Nicht alle Indexfonds bilden klassische Benchmarks ab. Smart Beta ETFs haben das Ziel, Marktindizes und aktiv verwaltete Fonds zu übertreffen. Was verbirgt sich hinter diesen aktiven Strategien und wie schneiden sie im Vergleich zu Standard ETFs ab? Am Ende der Analyse findet sich eine Tabelle mit den größten Smart Beta ETFs am Markt und den wichtigsten Kennzahlen.

Wie Mr. Market entdeckt und heimlich zu Grabe getragen wurde

Können ETFs besser sein als der Markt, dem sie entstammen, in dem sie spezielle Strategien abbilden? Gibt es ein geheimes Index-Rezept, das ETFs, die anders gerechnet werden als klassische Indizes, überlegene Renditen erzielen lässt? Verfechter der klassischen Lehre würden diese Fragen verneinen: Mr. Market hat immer Recht und wird langfristig aktive Investmentstrategien übertreffen. Es gibt einen Markt, der effizient ist, und daher sind die systematisch erzielbaren Markt-Renditen, das Beste, worauf Anleger hoffen können. 

Aber eine derartige Sicht der Dinge gilt inzwischen als antiquiert. Im Grunde haben die Verfechter der Effizienzmarkthypothese selbst an den von ihnen erarbeiteten Grundsätzen  Hand angelegt, indem sie alternative Rendite-Faktoren “entdeckt” haben, die vom klassischen Marktmodell abweichen. Im Jahr 1992 haben Eugene Fama und Graham French weitere Performance-Quellen ins Spiel gebracht: Value und Size. Günstig bewertete und kleine Unternehmen seien zwei weitere systematische Renditequellen, die zudem den Marktrenditen überlegen seien. 

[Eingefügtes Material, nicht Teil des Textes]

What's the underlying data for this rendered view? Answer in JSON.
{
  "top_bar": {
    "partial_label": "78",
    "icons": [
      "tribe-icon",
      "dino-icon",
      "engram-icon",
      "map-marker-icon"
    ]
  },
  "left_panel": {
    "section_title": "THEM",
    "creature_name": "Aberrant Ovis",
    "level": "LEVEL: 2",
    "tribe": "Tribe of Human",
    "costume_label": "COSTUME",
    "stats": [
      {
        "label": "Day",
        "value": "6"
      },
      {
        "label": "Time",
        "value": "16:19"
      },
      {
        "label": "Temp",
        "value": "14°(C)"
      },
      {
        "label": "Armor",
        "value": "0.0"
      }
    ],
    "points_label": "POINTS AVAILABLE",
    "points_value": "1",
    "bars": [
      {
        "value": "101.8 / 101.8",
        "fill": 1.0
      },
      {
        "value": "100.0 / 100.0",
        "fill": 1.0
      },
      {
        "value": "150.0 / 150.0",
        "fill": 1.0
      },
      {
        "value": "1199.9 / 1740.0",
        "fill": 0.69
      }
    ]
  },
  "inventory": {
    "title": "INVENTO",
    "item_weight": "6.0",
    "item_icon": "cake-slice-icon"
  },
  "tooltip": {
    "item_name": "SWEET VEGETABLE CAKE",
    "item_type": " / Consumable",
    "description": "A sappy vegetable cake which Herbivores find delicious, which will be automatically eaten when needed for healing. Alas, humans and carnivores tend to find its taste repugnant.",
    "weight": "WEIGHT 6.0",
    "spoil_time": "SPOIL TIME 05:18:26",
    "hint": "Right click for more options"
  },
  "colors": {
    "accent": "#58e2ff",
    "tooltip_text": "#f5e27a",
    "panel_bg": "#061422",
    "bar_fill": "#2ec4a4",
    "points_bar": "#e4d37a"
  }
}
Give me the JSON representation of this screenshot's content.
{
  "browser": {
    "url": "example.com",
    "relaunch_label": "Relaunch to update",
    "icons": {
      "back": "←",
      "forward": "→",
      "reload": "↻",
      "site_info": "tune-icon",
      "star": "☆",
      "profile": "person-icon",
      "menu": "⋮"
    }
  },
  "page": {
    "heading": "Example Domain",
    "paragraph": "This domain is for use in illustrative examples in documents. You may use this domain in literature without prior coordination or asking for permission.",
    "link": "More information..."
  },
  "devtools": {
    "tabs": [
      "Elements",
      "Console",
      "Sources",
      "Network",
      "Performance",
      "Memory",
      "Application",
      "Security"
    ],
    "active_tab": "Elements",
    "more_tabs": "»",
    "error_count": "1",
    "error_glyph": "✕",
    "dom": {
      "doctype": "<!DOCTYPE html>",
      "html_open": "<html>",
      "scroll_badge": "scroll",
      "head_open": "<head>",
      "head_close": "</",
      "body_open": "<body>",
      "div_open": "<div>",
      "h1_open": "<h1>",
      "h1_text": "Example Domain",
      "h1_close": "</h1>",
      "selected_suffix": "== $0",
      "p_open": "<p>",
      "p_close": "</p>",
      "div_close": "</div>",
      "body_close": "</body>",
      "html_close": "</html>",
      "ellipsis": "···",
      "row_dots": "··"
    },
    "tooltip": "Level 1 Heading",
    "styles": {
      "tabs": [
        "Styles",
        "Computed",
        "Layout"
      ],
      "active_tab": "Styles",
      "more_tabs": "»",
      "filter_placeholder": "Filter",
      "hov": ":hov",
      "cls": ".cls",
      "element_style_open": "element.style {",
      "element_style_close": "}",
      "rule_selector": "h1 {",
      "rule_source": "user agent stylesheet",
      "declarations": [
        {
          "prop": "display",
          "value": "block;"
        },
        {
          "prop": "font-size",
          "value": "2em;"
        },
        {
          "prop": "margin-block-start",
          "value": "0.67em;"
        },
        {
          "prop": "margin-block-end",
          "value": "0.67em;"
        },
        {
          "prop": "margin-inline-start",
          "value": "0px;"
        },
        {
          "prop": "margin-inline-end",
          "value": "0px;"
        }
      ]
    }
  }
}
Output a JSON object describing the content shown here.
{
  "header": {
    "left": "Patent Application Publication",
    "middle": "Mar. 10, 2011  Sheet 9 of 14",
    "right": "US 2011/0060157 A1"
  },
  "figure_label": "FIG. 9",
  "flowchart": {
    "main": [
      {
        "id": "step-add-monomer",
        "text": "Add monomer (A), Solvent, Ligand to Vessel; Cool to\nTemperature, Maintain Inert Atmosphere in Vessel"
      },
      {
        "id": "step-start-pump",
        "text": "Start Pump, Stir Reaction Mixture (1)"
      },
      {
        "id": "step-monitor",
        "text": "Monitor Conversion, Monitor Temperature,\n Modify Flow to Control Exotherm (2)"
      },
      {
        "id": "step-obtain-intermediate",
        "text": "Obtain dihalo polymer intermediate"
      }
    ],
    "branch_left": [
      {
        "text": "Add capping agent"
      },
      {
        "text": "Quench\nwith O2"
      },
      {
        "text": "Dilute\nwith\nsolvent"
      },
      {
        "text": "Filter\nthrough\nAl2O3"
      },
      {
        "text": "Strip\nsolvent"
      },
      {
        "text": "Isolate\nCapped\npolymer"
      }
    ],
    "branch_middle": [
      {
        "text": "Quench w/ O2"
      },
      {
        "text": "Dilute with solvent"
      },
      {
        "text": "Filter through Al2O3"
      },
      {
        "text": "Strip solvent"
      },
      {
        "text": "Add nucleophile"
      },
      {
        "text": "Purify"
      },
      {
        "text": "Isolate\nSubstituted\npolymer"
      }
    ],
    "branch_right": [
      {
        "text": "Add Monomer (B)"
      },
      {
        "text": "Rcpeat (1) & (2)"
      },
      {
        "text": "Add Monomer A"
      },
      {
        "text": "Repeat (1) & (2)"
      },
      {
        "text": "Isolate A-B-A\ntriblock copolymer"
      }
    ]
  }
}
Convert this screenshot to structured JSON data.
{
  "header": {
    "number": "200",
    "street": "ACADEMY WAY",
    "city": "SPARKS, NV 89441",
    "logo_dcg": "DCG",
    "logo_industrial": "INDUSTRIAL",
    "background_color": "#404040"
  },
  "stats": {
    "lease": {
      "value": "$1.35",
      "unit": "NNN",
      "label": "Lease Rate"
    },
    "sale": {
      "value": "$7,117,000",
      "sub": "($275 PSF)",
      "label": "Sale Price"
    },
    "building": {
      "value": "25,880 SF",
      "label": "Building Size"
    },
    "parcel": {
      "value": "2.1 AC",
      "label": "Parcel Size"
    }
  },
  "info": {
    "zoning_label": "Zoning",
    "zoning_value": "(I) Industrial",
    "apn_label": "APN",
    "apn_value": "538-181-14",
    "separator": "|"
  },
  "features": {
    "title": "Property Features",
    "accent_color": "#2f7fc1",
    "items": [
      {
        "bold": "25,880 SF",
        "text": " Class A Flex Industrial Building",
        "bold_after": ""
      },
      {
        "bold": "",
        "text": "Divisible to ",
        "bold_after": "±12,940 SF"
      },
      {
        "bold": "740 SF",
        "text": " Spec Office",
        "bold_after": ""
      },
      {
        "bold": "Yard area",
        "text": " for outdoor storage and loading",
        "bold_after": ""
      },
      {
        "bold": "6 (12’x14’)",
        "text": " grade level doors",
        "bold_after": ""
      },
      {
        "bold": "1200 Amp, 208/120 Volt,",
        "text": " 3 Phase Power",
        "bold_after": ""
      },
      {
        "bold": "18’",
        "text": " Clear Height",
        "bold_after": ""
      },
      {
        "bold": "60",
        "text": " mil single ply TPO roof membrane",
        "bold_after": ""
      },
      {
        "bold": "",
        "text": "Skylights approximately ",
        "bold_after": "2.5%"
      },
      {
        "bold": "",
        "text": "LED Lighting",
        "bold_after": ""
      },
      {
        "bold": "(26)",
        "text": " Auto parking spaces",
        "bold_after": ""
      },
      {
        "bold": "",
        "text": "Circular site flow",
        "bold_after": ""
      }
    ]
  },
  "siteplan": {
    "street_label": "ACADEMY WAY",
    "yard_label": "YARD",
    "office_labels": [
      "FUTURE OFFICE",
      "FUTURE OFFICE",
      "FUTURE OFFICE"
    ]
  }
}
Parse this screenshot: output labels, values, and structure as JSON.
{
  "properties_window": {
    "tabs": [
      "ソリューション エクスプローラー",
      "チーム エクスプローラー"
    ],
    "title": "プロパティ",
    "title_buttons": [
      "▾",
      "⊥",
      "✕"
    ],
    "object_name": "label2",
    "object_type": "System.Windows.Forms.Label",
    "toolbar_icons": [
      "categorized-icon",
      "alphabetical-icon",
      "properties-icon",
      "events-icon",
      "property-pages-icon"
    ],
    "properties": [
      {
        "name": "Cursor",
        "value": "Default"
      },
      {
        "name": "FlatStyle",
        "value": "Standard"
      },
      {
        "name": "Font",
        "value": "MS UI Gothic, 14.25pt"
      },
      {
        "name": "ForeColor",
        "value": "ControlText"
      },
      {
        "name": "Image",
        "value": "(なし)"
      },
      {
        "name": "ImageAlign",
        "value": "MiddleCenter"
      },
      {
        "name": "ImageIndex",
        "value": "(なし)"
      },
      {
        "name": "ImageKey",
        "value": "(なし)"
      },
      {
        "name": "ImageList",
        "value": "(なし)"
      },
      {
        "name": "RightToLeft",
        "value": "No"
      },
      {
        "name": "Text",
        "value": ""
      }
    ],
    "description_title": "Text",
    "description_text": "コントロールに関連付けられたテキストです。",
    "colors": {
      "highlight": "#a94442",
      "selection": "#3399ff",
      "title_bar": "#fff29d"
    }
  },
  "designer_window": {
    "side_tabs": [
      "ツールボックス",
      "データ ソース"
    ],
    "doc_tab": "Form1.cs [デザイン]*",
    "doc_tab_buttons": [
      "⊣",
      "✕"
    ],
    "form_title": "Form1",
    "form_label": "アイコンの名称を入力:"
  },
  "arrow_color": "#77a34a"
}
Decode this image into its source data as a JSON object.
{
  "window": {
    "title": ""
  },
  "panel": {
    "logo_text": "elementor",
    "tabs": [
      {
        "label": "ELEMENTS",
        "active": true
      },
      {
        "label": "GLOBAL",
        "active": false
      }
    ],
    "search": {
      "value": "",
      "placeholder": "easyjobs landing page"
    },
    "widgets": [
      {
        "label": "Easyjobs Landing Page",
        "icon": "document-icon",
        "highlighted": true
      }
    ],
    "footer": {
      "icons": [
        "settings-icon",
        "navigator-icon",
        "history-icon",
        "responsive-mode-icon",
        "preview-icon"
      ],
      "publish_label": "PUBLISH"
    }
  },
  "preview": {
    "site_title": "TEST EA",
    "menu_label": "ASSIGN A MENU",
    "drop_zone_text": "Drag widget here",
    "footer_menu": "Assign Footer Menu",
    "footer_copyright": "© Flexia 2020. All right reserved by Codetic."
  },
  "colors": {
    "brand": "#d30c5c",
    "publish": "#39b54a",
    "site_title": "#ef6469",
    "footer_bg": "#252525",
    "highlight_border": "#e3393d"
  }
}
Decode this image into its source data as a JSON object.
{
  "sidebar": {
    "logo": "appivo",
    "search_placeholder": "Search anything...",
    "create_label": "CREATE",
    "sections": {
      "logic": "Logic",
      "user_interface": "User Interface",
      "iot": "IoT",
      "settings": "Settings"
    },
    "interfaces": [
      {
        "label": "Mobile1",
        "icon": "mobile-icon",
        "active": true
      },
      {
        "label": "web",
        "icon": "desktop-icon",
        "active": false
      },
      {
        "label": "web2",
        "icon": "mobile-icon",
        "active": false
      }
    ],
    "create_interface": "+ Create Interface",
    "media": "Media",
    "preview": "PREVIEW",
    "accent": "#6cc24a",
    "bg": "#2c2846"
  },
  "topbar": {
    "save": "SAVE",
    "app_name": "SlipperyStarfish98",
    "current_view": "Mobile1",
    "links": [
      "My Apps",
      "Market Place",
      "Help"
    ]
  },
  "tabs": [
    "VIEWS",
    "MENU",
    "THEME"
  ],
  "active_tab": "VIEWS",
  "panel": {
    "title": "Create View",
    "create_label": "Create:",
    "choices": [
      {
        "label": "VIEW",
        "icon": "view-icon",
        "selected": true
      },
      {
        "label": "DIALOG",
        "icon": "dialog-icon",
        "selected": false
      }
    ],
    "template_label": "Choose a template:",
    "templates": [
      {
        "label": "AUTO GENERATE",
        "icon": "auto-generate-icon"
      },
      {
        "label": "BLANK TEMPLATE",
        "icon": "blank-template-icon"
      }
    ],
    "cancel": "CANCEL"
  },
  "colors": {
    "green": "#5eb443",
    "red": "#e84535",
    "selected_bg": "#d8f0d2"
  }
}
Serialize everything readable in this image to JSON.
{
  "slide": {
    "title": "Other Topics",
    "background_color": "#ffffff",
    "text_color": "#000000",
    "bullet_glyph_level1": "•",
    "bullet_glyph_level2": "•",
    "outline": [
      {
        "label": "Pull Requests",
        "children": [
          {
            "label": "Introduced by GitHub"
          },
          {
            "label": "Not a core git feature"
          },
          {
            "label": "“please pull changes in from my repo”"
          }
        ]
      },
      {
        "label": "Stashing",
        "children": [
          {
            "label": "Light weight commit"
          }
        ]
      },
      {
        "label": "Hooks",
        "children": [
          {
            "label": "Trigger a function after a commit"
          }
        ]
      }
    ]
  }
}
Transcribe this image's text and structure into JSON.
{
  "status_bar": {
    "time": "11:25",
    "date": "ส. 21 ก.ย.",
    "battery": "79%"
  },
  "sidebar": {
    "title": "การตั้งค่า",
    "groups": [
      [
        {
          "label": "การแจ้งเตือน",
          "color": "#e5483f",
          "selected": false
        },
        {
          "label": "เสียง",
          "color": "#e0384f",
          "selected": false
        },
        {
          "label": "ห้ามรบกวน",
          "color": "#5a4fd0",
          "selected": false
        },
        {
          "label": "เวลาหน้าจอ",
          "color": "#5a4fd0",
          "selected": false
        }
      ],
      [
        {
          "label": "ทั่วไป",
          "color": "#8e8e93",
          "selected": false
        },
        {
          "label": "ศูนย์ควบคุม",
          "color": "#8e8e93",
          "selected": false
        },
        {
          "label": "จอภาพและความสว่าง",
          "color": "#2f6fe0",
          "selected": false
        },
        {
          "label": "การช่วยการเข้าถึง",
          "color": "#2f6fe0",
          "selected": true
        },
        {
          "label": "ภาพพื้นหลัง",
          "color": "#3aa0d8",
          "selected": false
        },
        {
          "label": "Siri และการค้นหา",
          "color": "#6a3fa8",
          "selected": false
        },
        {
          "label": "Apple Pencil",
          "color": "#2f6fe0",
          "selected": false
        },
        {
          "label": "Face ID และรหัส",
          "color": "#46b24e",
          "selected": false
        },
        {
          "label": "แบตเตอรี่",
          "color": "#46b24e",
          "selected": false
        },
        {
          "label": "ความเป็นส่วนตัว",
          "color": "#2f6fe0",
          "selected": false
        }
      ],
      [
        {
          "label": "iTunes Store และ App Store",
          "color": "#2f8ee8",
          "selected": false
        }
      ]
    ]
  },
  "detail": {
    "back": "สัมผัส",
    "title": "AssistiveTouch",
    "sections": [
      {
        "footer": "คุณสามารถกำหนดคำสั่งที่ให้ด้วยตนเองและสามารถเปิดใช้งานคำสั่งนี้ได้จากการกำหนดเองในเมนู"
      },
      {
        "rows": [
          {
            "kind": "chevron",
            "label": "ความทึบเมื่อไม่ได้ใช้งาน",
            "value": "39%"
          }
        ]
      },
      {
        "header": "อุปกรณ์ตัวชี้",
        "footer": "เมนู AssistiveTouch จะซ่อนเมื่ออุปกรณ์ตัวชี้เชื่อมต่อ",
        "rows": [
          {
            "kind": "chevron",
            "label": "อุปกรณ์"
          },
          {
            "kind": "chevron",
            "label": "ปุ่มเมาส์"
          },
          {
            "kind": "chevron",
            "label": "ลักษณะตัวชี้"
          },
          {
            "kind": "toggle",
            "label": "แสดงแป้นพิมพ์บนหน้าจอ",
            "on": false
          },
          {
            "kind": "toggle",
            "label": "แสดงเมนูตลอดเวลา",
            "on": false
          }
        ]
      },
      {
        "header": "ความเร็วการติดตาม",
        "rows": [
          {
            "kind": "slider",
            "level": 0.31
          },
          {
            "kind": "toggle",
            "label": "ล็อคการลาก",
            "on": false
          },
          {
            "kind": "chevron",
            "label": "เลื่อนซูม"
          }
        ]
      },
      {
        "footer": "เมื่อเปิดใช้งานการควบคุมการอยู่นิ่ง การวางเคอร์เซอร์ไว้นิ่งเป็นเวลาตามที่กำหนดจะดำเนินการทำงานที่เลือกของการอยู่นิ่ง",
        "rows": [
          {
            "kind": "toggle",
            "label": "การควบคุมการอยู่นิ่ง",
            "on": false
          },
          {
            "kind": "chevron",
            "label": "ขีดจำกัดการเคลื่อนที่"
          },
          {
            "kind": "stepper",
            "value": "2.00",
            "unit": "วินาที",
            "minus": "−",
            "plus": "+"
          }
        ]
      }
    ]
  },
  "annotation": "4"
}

Seit 1992 muss man Verfechtern der “Mr. Market hat immer Recht“-Lehre also die Frage zurückspielen: “Welchen Markt meinst du denn?”. Das war die intellektuelle Geburtsstunde der Smart-Beta-Welle, die die ETF-Industrie in diesem Jahrtausend ausgelöst hat. Die Überlegung: Wenn Value-Aktien und die Aktien kleiner Unternehmen systematische Performance-Vorteile haben, dann müssten ETFs bzw. Indizes, die solche Aktien zusammenbringen, bessere Renditen erzielen als der große Markt. Gesagt, getan: Inzwischen hat die Finanzwissenschaft nicht nur die Faktoren Value und Size identifiziert, sondern mannigfaltig andere, weitere Performance-Quellen. Der Indexanbieter S&P führt beispielsweise über 70 Einzelfaktoren für verschiedene Märkte auf. Diese Faktor-Proliferation wird von einzelnen Finanzwissenschaftlern kritisiert, aber die ETF-Industrie hat sich dem Prinzip “smarter” ETFs verschrieben und legt entsprechende ETFs in großem Stil auf. Diese ETFs folgen der Kalkulationslogik von Faktor-Indizes und gewichten die Wertpapiere nicht (oder nicht nur) nach Marktkapitalisierung, sondern nach den als günstig identifizierten Eigenschaften, etwa Value, Growth, Quality oder Momentum.

Als die ETF-Industrie die Verheißung der Outperformance entdeckte

Schnitt: Wir befinden uns im Jahr 2023. In Europa finden sich inzwischen auf der Aktienseite 200 Smart Beta ETFs. Aber wie gut erfüllen diese Produkte ihren Auftrag, besser zu sein als klassische Indizes bzw. aktiv verwaltete Fonds?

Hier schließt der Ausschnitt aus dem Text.